Послушайте меня, Сверрир и Аудун. Вы здесь чужие и, наверное, не совсем понимаете, о чем я говорю. У нас была своя усадьба, было право карать рабов, если нужно, и заниматься трудом, достойным людей чести, если мы того хотели. Мы не были богаты, но владели землей и сила у нас все-таки была, и еще серебро. Мы смотрели на других сверху вниз и считались гордостью своей округи, отец каждый год ездил на тинг во Фросту и говорил там не меньше трех раз. После каждой поездки он хвастался так долго, что мы уставали его слушать, нарочно уходили к служанкам и забавлялись с ними. Мы точно знали, что у нас есть, и не были расточительны, и странники с нищенками, что приходили к нам, получали ровно столько, чтобы им хватило сил добраться до следующей усадьбы. Но однажды ночью к нам пришли воины дьявола.
Вы меня понимаете? Однажды ночью к нам пришли воины дьявола. Отец к тому времени уже умер. Они забрали меня. С тех пор я был гребцом на корабле, который принадлежал не мне, потом я был удостоен чести стать воином, но свободы я не обрел. Если бы мои братья не подчинились им, мне на шею в знак благодарности за службу надели бы не серебряную гривну, а пеньковую петляю. Чужие люди получили право орать на наших работников и пересчитывать овец в нашей овчарне. Этот проклятый Николас, который обделался перед смертью, послал своих людей в Сальтнес пересчитать наших овец. Нечего и говорить, как я был счастлив, когда он умер.
Через пять дней после битвы на тинге в Эйраре Эйстейн был назван конунгом. Конечно, он еще ребенок, однако опыта у него было побольше, чем у конунга Магнуса, этого молокососа, что был назван конунгом, даже не будучи конунговым сыном. Я стоял рядом, обнажив меч, когда Эйстейна провозгласили конунгом, и мои братья тоже. Мы подняли мечи и присягнули ему. Мы дали клятву и конунгу и закону, а вечером мы ели хлеб, испеченный нашей матерью и ее моченую морошку. И то и другое она привезла из Сальтнеса.
Она приехала в Нидарос и успела в самый раз, чтобы увидеть, как ее сыновья обнажают мечи в честь конунга. И она плакала. Мы втроем несли ее на плечах, она была горда, но ей было неловко и она бранилась на нас и мне, воину, закатила такую оплеуху, что я и сейчас ее помню. Не позорьте себя, парни! — кричала она, когда мы подняли ее и понесли в трактир. Йон бросил на стол кусок серебра и крикнул: Подайте нам всего самого лучшего! Мы с Вильяльмом сделали то же самое, а Вильяльм метнул в стену меч, острие его вошло в бревно и меч долго дрожал. Это у Вильяльма здорово получалось. Потом мы расспросили мать о новостях, и Йон, младший, почти ребенок, однако уже обагривший меч кровью пятерых человек, как он говорил, хотя думаю, что троих он прибавил и убитых было только двое, спросил у матери, стыдясь своего вопроса, как поживает дома его щенок. И мать ответила ему с гордостью: Он уже взрослый пес!

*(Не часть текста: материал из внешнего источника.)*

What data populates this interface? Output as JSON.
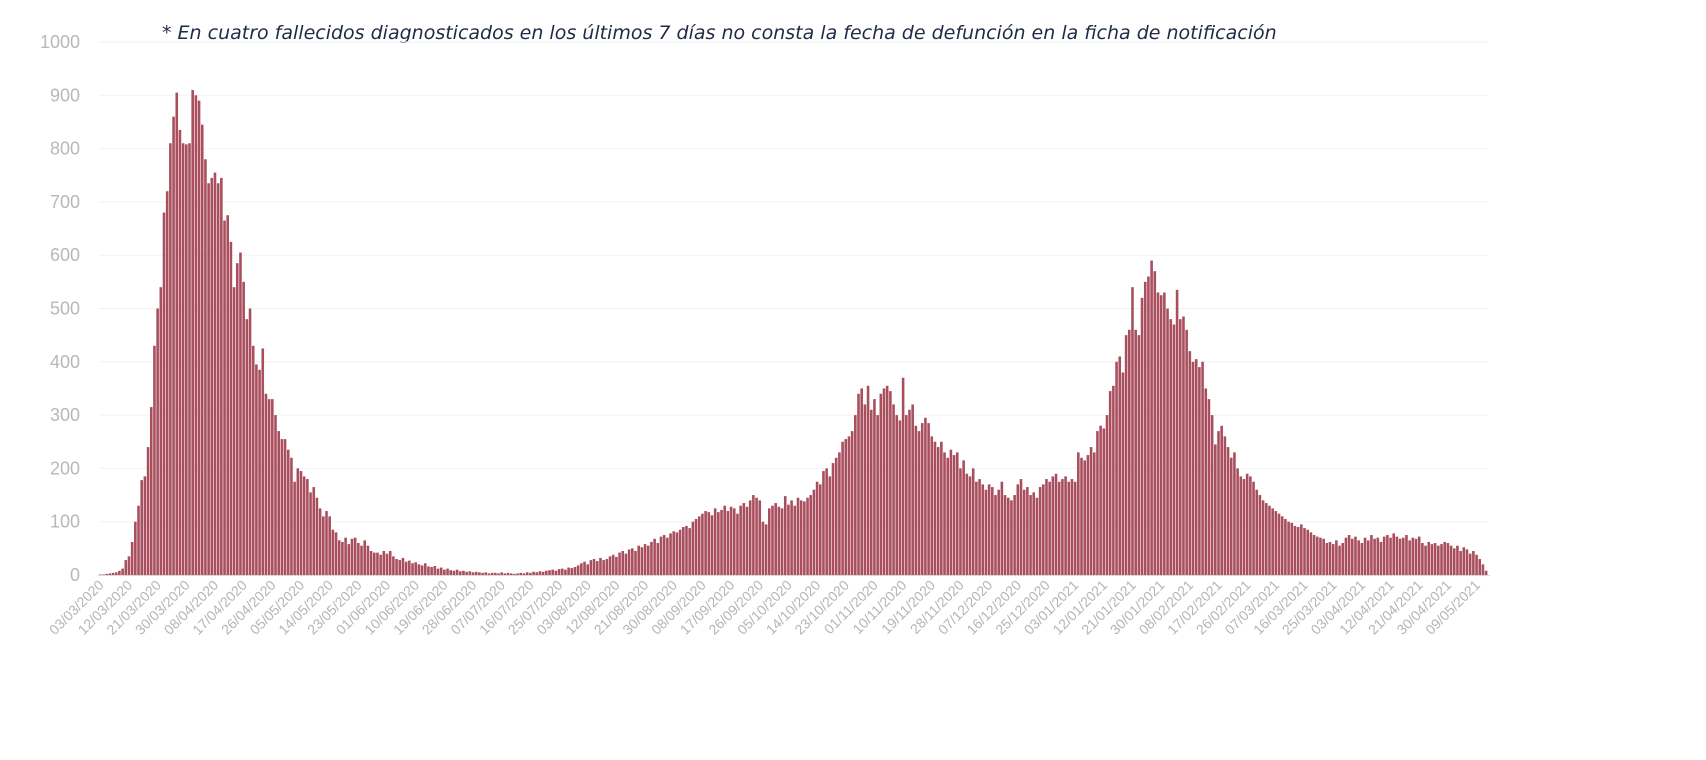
{
  "chart_data": {
    "type": "bar",
    "title": "",
    "annotation": "* En cuatro  fallecidos diagnosticados en los últimos 7 días no consta la fecha de defunción en la ficha de notificación",
    "xlabel": "",
    "ylabel": "",
    "ylim": [
      0,
      1000
    ],
    "yticks": [
      0,
      100,
      200,
      300,
      400,
      500,
      600,
      700,
      800,
      900,
      1000
    ],
    "grid": true,
    "bar_color": "#a94e5d",
    "x_start": "03/03/2020",
    "x_end": "13/05/2021",
    "x_tick_labels": [
      "03/03/2020",
      "12/03/2020",
      "21/03/2020",
      "30/03/2020",
      "08/04/2020",
      "17/04/2020",
      "26/04/2020",
      "05/05/2020",
      "14/05/2020",
      "23/05/2020",
      "01/06/2020",
      "10/06/2020",
      "19/06/2020",
      "28/06/2020",
      "07/07/2020",
      "16/07/2020",
      "25/07/2020",
      "03/08/2020",
      "12/08/2020",
      "21/08/2020",
      "30/08/2020",
      "08/09/2020",
      "17/09/2020",
      "26/09/2020",
      "05/10/2020",
      "14/10/2020",
      "23/10/2020",
      "01/11/2020",
      "10/11/2020",
      "19/11/2020",
      "28/11/2020",
      "07/12/2020",
      "16/12/2020",
      "25/12/2020",
      "03/01/2021",
      "12/01/2021",
      "21/01/2021",
      "30/01/2021",
      "08/02/2021",
      "17/02/2021",
      "26/02/2021",
      "07/03/2021",
      "16/03/2021",
      "25/03/2021",
      "03/04/2021",
      "12/04/2021",
      "21/04/2021",
      "30/04/2021",
      "09/05/2021"
    ],
    "values": [
      1,
      1,
      2,
      3,
      4,
      5,
      8,
      12,
      28,
      35,
      62,
      100,
      130,
      178,
      185,
      240,
      315,
      430,
      500,
      540,
      680,
      720,
      810,
      860,
      905,
      835,
      810,
      808,
      810,
      910,
      900,
      890,
      845,
      780,
      735,
      745,
      755,
      735,
      745,
      665,
      675,
      625,
      540,
      585,
      605,
      550,
      480,
      500,
      430,
      395,
      385,
      425,
      340,
      330,
      330,
      300,
      270,
      255,
      255,
      235,
      220,
      175,
      200,
      195,
      185,
      180,
      155,
      165,
      145,
      125,
      110,
      120,
      110,
      85,
      80,
      65,
      62,
      70,
      58,
      68,
      70,
      60,
      55,
      65,
      55,
      45,
      42,
      42,
      38,
      45,
      40,
      45,
      35,
      30,
      28,
      32,
      25,
      27,
      22,
      24,
      20,
      18,
      22,
      16,
      15,
      17,
      12,
      14,
      10,
      12,
      9,
      8,
      10,
      7,
      8,
      6,
      7,
      5,
      6,
      5,
      4,
      5,
      3,
      4,
      4,
      3,
      5,
      3,
      4,
      3,
      2,
      3,
      4,
      3,
      5,
      4,
      6,
      5,
      7,
      6,
      8,
      9,
      10,
      8,
      11,
      12,
      10,
      14,
      13,
      15,
      18,
      22,
      25,
      20,
      28,
      30,
      26,
      32,
      28,
      30,
      35,
      38,
      34,
      42,
      45,
      40,
      48,
      50,
      45,
      55,
      52,
      58,
      55,
      62,
      68,
      60,
      72,
      75,
      70,
      78,
      82,
      80,
      85,
      90,
      92,
      88,
      100,
      105,
      110,
      115,
      120,
      118,
      112,
      125,
      118,
      122,
      130,
      120,
      128,
      125,
      115,
      130,
      135,
      128,
      140,
      150,
      145,
      140,
      100,
      95,
      125,
      130,
      135,
      128,
      125,
      148,
      132,
      140,
      130,
      145,
      140,
      138,
      145,
      150,
      160,
      175,
      170,
      195,
      200,
      185,
      210,
      220,
      230,
      250,
      255,
      260,
      270,
      300,
      340,
      350,
      320,
      355,
      310,
      330,
      300,
      340,
      350,
      355,
      345,
      320,
      300,
      290,
      370,
      300,
      310,
      320,
      280,
      270,
      285,
      295,
      285,
      260,
      250,
      240,
      250,
      230,
      220,
      235,
      225,
      230,
      200,
      215,
      190,
      185,
      200,
      175,
      180,
      170,
      160,
      170,
      165,
      150,
      160,
      175,
      150,
      145,
      140,
      150,
      170,
      180,
      160,
      165,
      150,
      155,
      145,
      165,
      170,
      180,
      175,
      185,
      190,
      175,
      180,
      185,
      175,
      180,
      175,
      230,
      220,
      215,
      225,
      240,
      230,
      270,
      280,
      275,
      300,
      345,
      355,
      400,
      410,
      380,
      450,
      460,
      540,
      460,
      450,
      520,
      550,
      560,
      590,
      570,
      530,
      525,
      530,
      500,
      480,
      470,
      535,
      480,
      485,
      460,
      420,
      400,
      405,
      390,
      400,
      350,
      330,
      300,
      245,
      270,
      280,
      260,
      240,
      220,
      230,
      200,
      185,
      180,
      190,
      185,
      175,
      160,
      150,
      140,
      135,
      130,
      125,
      120,
      115,
      110,
      105,
      100,
      98,
      92,
      90,
      95,
      88,
      85,
      80,
      75,
      72,
      70,
      68,
      60,
      62,
      58,
      65,
      55,
      60,
      70,
      75,
      68,
      72,
      65,
      60,
      70,
      65,
      75,
      68,
      70,
      62,
      72,
      75,
      70,
      78,
      72,
      68,
      70,
      75,
      65,
      70,
      68,
      72,
      60,
      55,
      62,
      58,
      60,
      55,
      58,
      62,
      60,
      55,
      50,
      55,
      45,
      52,
      48,
      40,
      45,
      38,
      30,
      20,
      8
    ]
  }
}
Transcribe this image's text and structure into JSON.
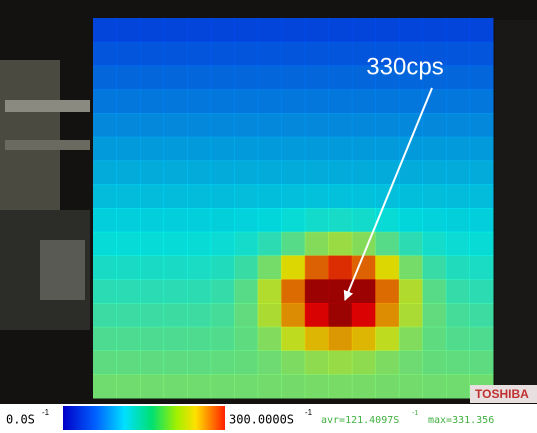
{
  "annotation": "330cps",
  "scale": {
    "min_label": "0.0S",
    "min_exp": "-1",
    "max_label": "300.0000S",
    "max_exp": "-1",
    "avr_label": "avr=121.4097S",
    "avr_exp": "-1",
    "max_reading": "max=331.356"
  },
  "brand": "TOSHIBA"
}
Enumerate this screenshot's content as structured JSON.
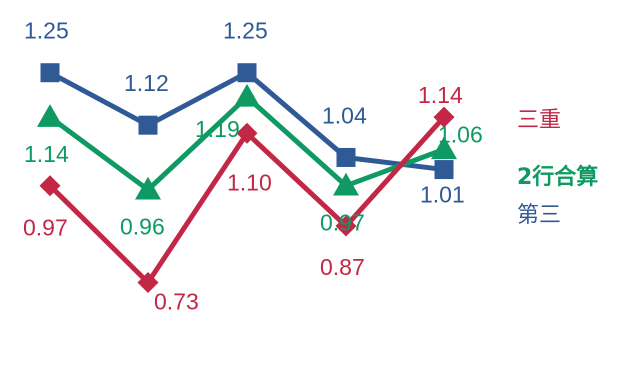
{
  "chart_data": {
    "type": "line",
    "categories": [
      "",
      "",
      "",
      "",
      ""
    ],
    "ylim": [
      0.6,
      1.35
    ],
    "grid": false,
    "legend_position": "right",
    "series": [
      {
        "name": "第三",
        "color": "#2f5a96",
        "marker": "square",
        "values": [
          1.25,
          1.12,
          1.25,
          1.04,
          1.01
        ],
        "labels": [
          "1.25",
          "1.12",
          "1.25",
          "1.04",
          "1.01"
        ]
      },
      {
        "name": "2行合算",
        "color": "#0f9a63",
        "marker": "triangle",
        "values": [
          1.14,
          0.96,
          1.19,
          0.97,
          1.06
        ],
        "labels": [
          "1.14",
          "0.96",
          "1.19",
          "0.97",
          "1.06"
        ]
      },
      {
        "name": "三重",
        "color": "#c22746",
        "marker": "diamond",
        "values": [
          0.97,
          0.73,
          1.1,
          0.87,
          1.14
        ],
        "labels": [
          "0.97",
          "0.73",
          "1.10",
          "0.87",
          "1.14"
        ]
      }
    ]
  }
}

Потом конунгу Эйстейну пришлось покинуть город. Вы знаете, ярл Эрлинг могущественный человек. Правда, теперь Эйстейн был объявлен конунгом, город был в наших руках и взять его обратно было бы не так-то просто. Конунг Эйстейн со своими людьми ушел через горы Доврафьялль, и мои братья ушли вместе с ним. У меня же было другое дело, более важное, но о нем мне нельзя говорить…
Или все-таки можно?..
Он внимательно поглядел на нас. На чьей мы стороне в этой борьбе, готовы ли сражаться или ищем только тишины и покоя?.. Мы со Сверриром с удивлением поглядели на него. Кто мы, на их ли мы стороне в этой борьбе или просто люди, стремящиеся к тишине и покою? Кажется, я кивнул, и Сверрир тоже. Сигурд сказал:
— Я знаю, что вам можно доверять. Конунг Эйстейн и его войско сейчас в Упплёнде. к нему стекается все больше людей, которые ненавидят конунга Магнуса и Эрлинга ярла. Тренды — те, как один, поднялись на защиту Нидароса. Я тут не зря, мимо Сельи идут корабли. Отсюда я подам весть, когда ярл Эрлинг двинется на север.
Здесь найдется не один быстроногий священник, готовый повыше подвязать свою рясу и пуститься в путь, все уже наготове. Но я жду гонца.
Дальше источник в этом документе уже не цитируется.